Она поставила лампу на шесток и припала к Петру. От его гимнастерки пахло болотом. Он наклонил голову, прижался губами к ее теплому темени. Глаза его, привыкшие к темноте, различали кровать широкую, на которой он спал до войны с женой, а сейчас спит, посапывая, пятилетний сын Пашка, различили еще не разрушенный войной уют, а только оскудевший как бы - ни занавесок на окнах, ни портретов на стенах, ни фотокарточек, а вот пол чистый, а на нем чистые половики.
Жена поставила на стол чугун сноровисто и бесшумно, отрезала от начатого каравая кусок хлеба, толстый, какой и полагается мужику.

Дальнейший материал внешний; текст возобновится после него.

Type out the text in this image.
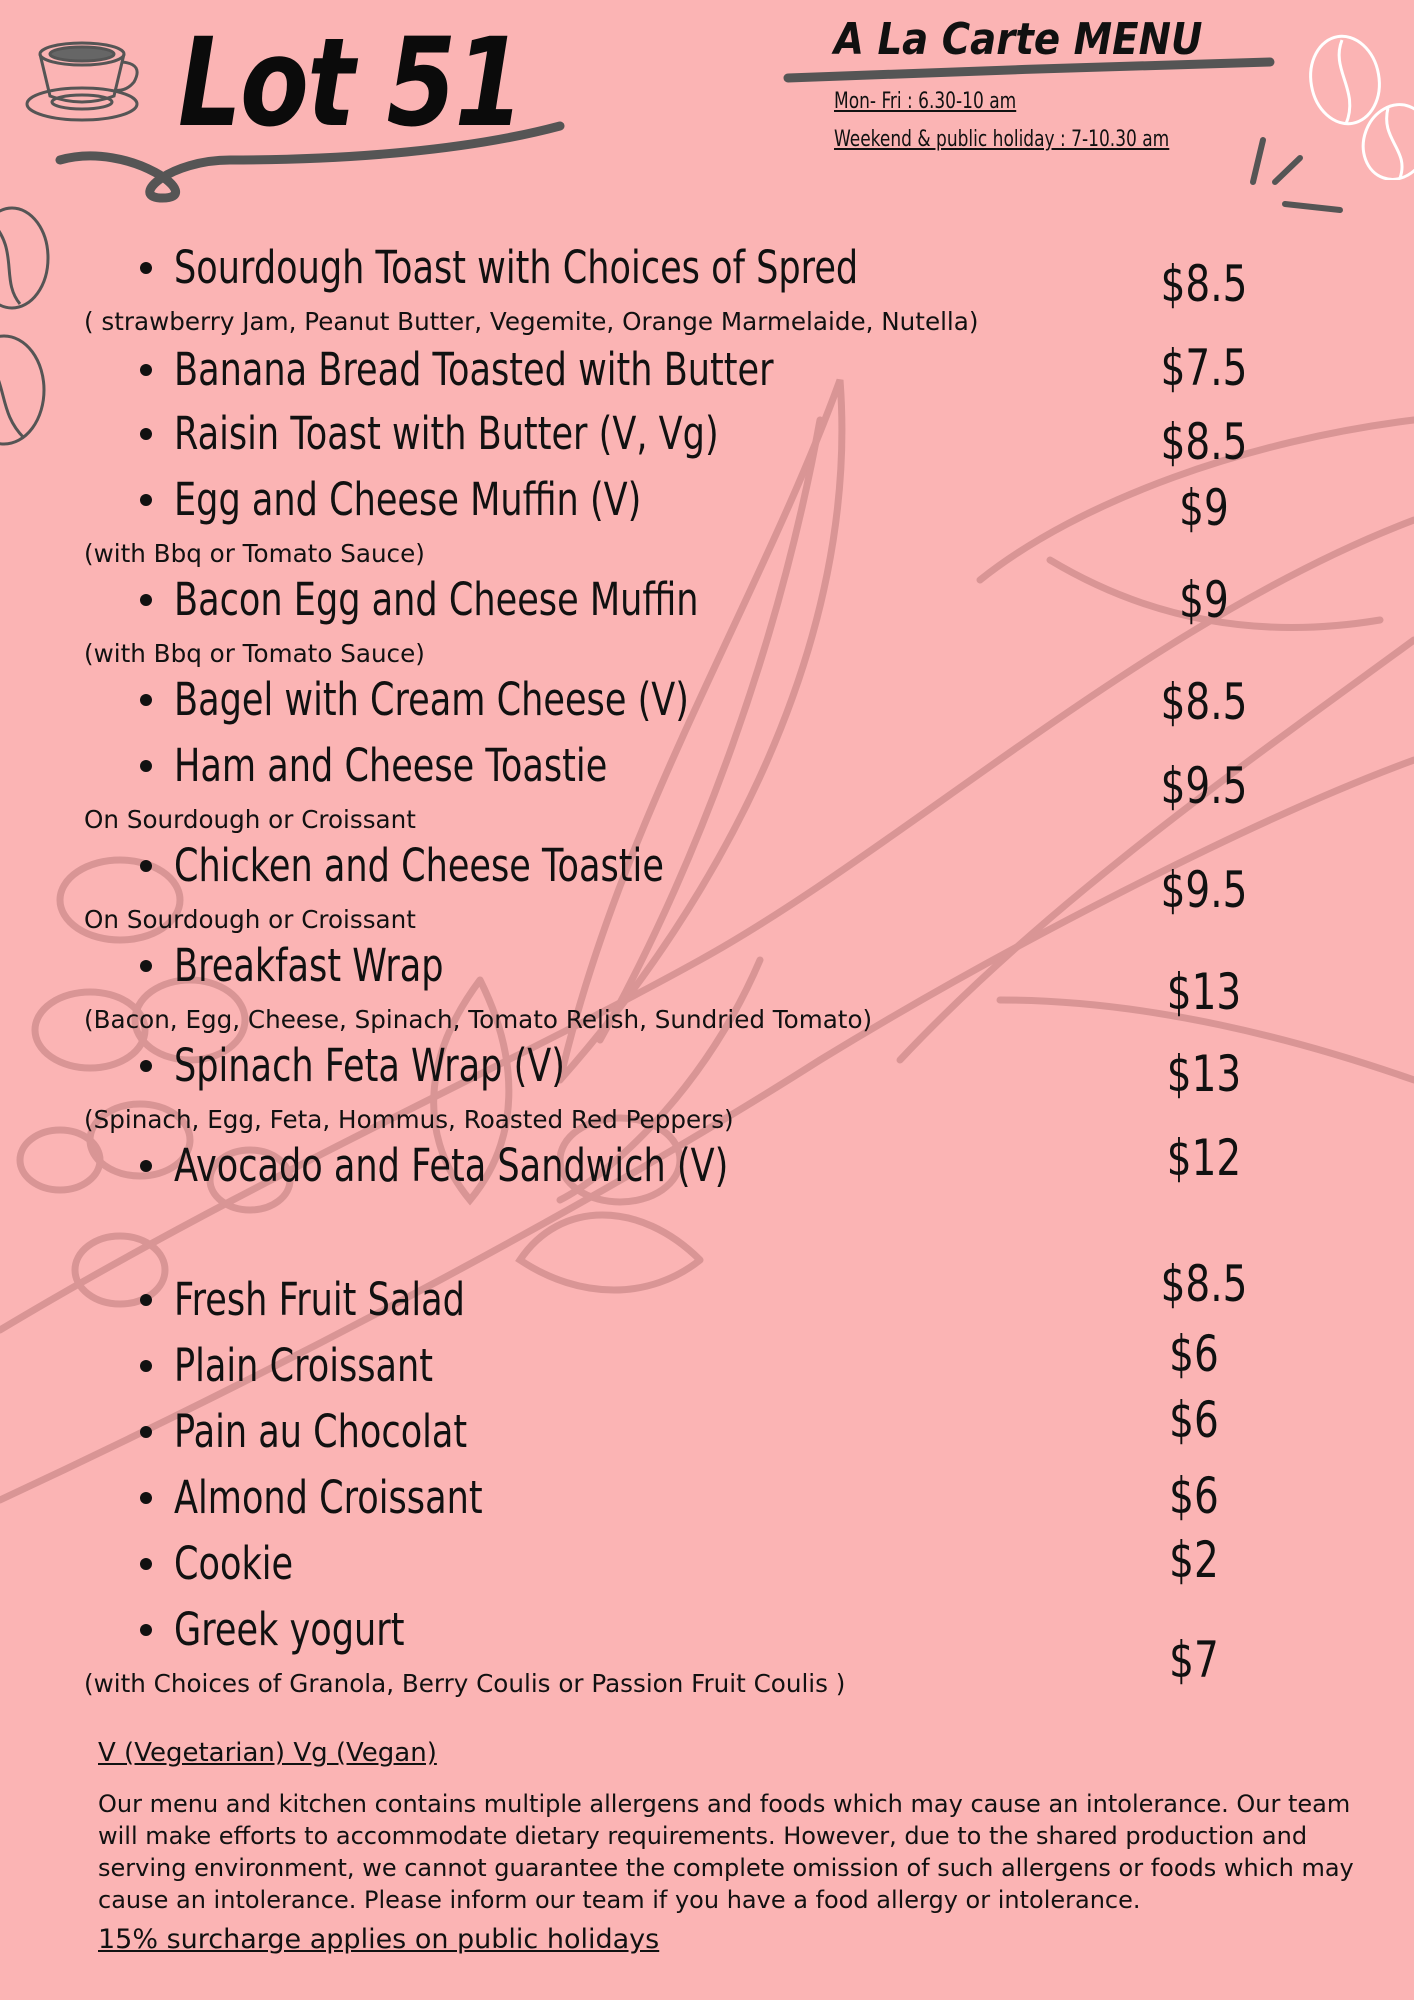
Lot 51	A La Carte MENU
Mon- Fri : 6.30-10 am
Weekend & public holiday : 7-10.30 am
Sourdough Toast with Choices of Spred
Banana Bread Toasted with Butter
Raisin Toast with Butter (V, Vg)
Egg and Cheese Muffin (V)
Bacon Egg and Cheese Muffin
Bagel with Cream Cheese (V)
Ham and Cheese Toastie
Chicken and Cheese Toastie
Breakfast Wrap
Spinach Feta Wrap (V)
Avocado and Feta Sandwich (V)
Fresh Fruit Salad
Plain Croissant
Pain au Chocolat
Almond Croissant
Cookie
Greek yogurt
( strawberry Jam, Peanut Butter, Vegemite, Orange Marmelaide, Nutella)
(with Bbq or Tomato Sauce)
(with Bbq or Tomato Sauce)
On Sourdough or Croissant
On Sourdough or Croissant
(Bacon, Egg, Cheese, Spinach, Tomato Relish, Sundried Tomato)
(Spinach, Egg, Feta, Hommus, Roasted Red Peppers)
(with Choices of Granola, Berry Coulis or Passion Fruit Coulis )
$8.5
$7.5
$8.5
$9
$9
$8.5
$9.5
$9.5
$13
$13
$12
$8.5
$6
$6
$6
$2
$7
V (Vegetarian) Vg (Vegan)
Our menu and kitchen contains multiple allergens and foods which may cause an intolerance. Our team will make efforts to accommodate dietary requirements. However, due to the shared production and serving environment, we cannot guarantee the complete omission of such allergens or foods which may cause an intolerance. Please inform our team if you have a food allergy or intolerance.
15% surcharge applies on public holidays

- Щи, - прошептала она. - Горячие. Умойся сперва. - Налила горячей воды в рукомойник и стояла возле Петра с полотенцем.
Он мылся, и горячая вода и тепло избы входили в него, и голова у него кружилась, будто от пива.
Сын на кровати шевельнулся, забормотал во сне. Мужик отстранился от рукомойника и, не стряхнув воду с рук, ушел за печку и там затаился. Жена осталась стоять с полотенцем в руках. Мысли складывались в ее голове в тоскливый испуг: "Может быть, это не натурально, может быть, мне все приснилось, и, продолжая спать, я стою тут, как дура, с полотенцем".
Жена успокоила сына, Петр снова вышел.
- Напуганный я, - сказал он. - Да и незачем ему знать.
- Ни к чему, - неуверенно согласилась жена. - Поди посмотри на него, небось хочешь.
Он шагнул было к сыну и на первом шаге остановился. Представились ему открытые сыновние глаза, и громкий его радостный крик, и все прочее шумное и ненужное нынче.